Je voulais la voir cette pièce hein, je suis allé jusqu’à Moissy-Cramayel, dans le 77, pour cela !! Parce qu’une adaptation de la vie de Bambi sur les planches, je ne vois pas ce qui serait plus dans mes cordes. Bambi c’est Marie-Pierre Pruvot, qui est née en Algérie en 1935, et qui fut une des premières femmes trans de notre pays. Elle fut connue comme une meneuse de revue et danseuse de cabaret, mais elle a surtout été enseignante et autrice une bonne partie de sa vie.

La compagnie du théâtre de l’Estrade crée des œuvres qui sont autant de supports de médiation culturelle avec des lycéens, et donc c’est une démarche de fond assez différente des processus de création plus conventionnels. En revanche l’intérêt manifeste là est de proposer des opportunités de travaux avec des lycées de la région sur le sujet de la tolérance et plus globalement de la diversité sexuelle et de genre. Donc l’œuvre présentée est à la fois une proposition de la compagnie, mais aussi un outil de travail pédagogique, et la résultante des échanges avec les élèves, et aussi des interactions avec Marie-Pierre Pruvot.
L’idée c’était de reprendre le roman autobiographique de Bambi qui s’intitule « Marie parce que c’est joli », et qui rend compte chronologiquement des étapes importantes de la vie de l’artiste. Ainsi, on suit différentes saynètes qui nous montrent les moments charnières de sa vie, depuis son enfance, puis adolescence et vie adulte jusqu’à la transition de genre et au-delà avec notamment le passage au cabaret, chapitre après chapitre du livre. La mise en scène est très dynamique et enlevée, et j’ai aimé que ce soit si vivant et syncopé.
Le recours à des vidéos et des écrans secondaires sont aussi de chouettes ajouts qui aident à la compréhension, et donnent aussi beaucoup de peps à la mise en scène. Après je regrette un peu que l’écran déporté (qui était une bonne idée) ne soit que peu utilisé (très bien vu en revanche pour la scène du confessionnal), et devienne un peu un gadget. Mais on a aussi une musique très présente et tout cela rend le spectacle vraiment agréable et fluide.
La volonté est clairement de se concentrer sur la vie de Bambi, mais en la rendant la plus universelle possible. J’ai regretté justement que ça ne soit pas plus « daté » et « référencé », mais j’ai compris que c’était manifestement conçu de cette manière à dessein (on a pu discuter en fin de spectacle lors d’un « bord de scène »), un peu comme pour 120 BPM. De même on est sur une pièce un peu trop courte à mon goût, mais je crois que c’est une forme qui devait seoir à des adolescents, donc un peu taillée aussi pour cela.
Il y a 3 comédiens et 1 comédienne sur scène, cette dernière incarnant Bambi à tous les âges, et globalement j’ai bien aimé leurs performances. Les acteurs jouent plusieurs rôles à chaque époque de l’artiste, et il y a un mélange des genres qui est très bien senti, l’un des comédiens jouant notamment la maman de Bambi, et chacun pouvant porter des talons hauts ou du maquillage. On sent bien la volonté d’ouvrir les possibles et les chakras des spectateurs.
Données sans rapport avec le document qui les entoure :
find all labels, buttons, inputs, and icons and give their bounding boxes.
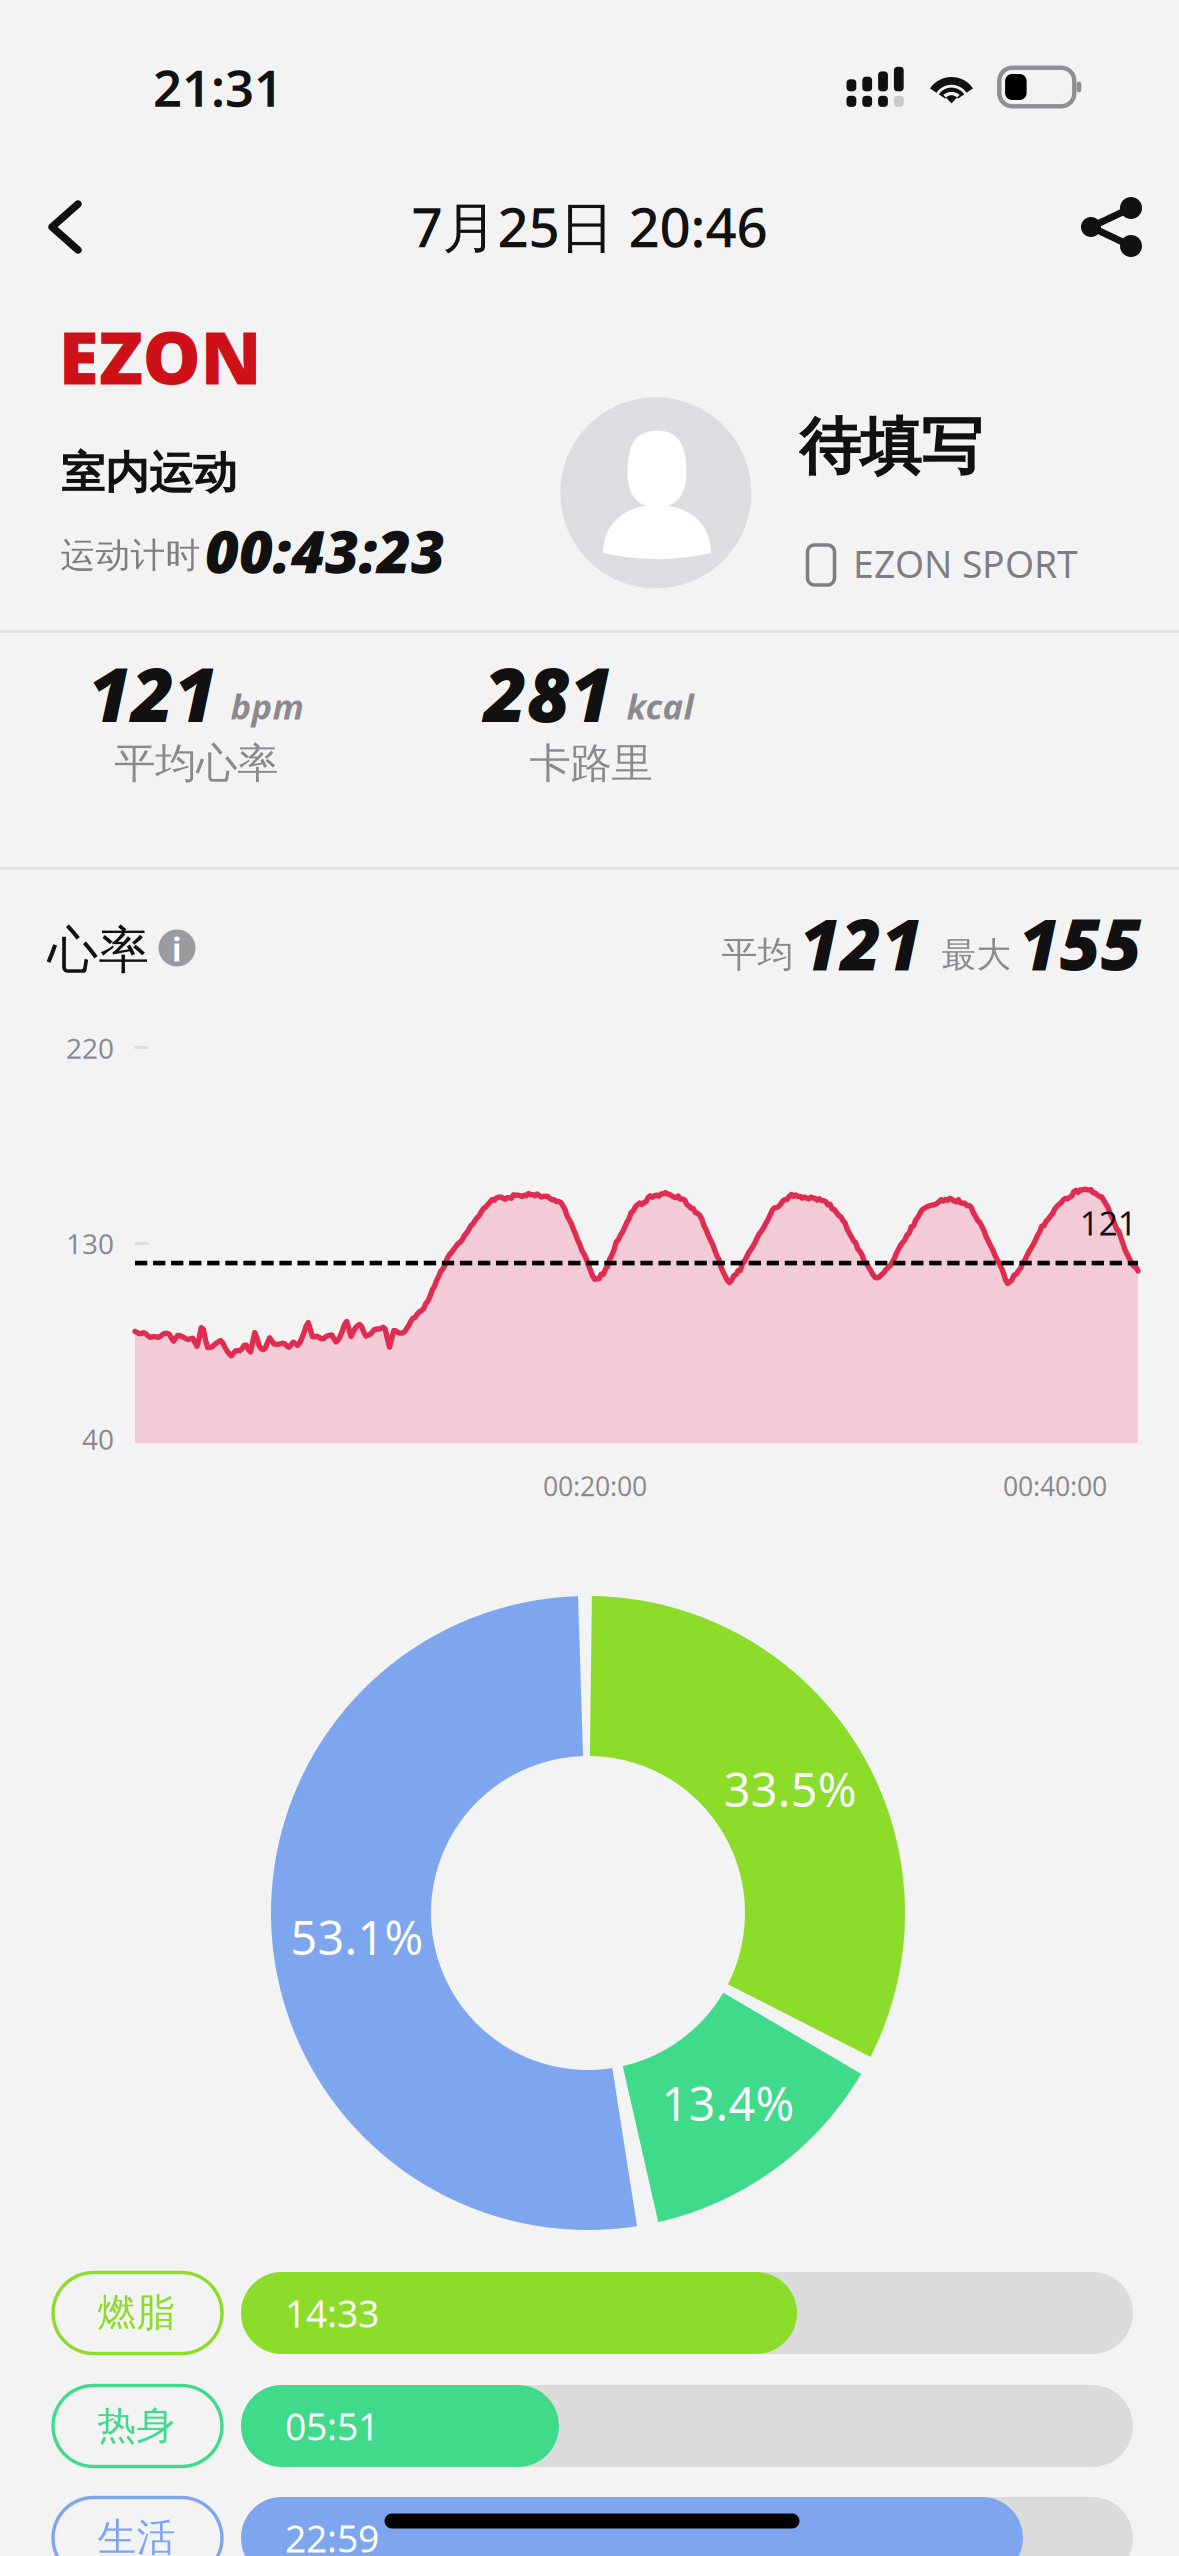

J’ai passé un bon moment, mais j’ai trouvé que c’était une œuvre un peu limitée par son format à destination des lycéens. C’est bête car cette qualité profonde et sincère de travailler le spectacle dans un cadre pédagogique a finalement, selon moi, oblitéré sa portée potentielle. Bien sûr l’initiative est géniale, et il faut absolument la soutenir. Mais je regrette que ce travail de base très riche et intéressant n’ait pas pu servir aussi à nourrir une œuvre avec un peu plus d’ampleur et d’ambitions.

Quand on voit ce qu’on voit aux US (pour le moment), ce type de spectacles (même avec ses défauts) devient indispensable.
Mais oui absolument, et puis le spectacle vivant c’est la VIE !!!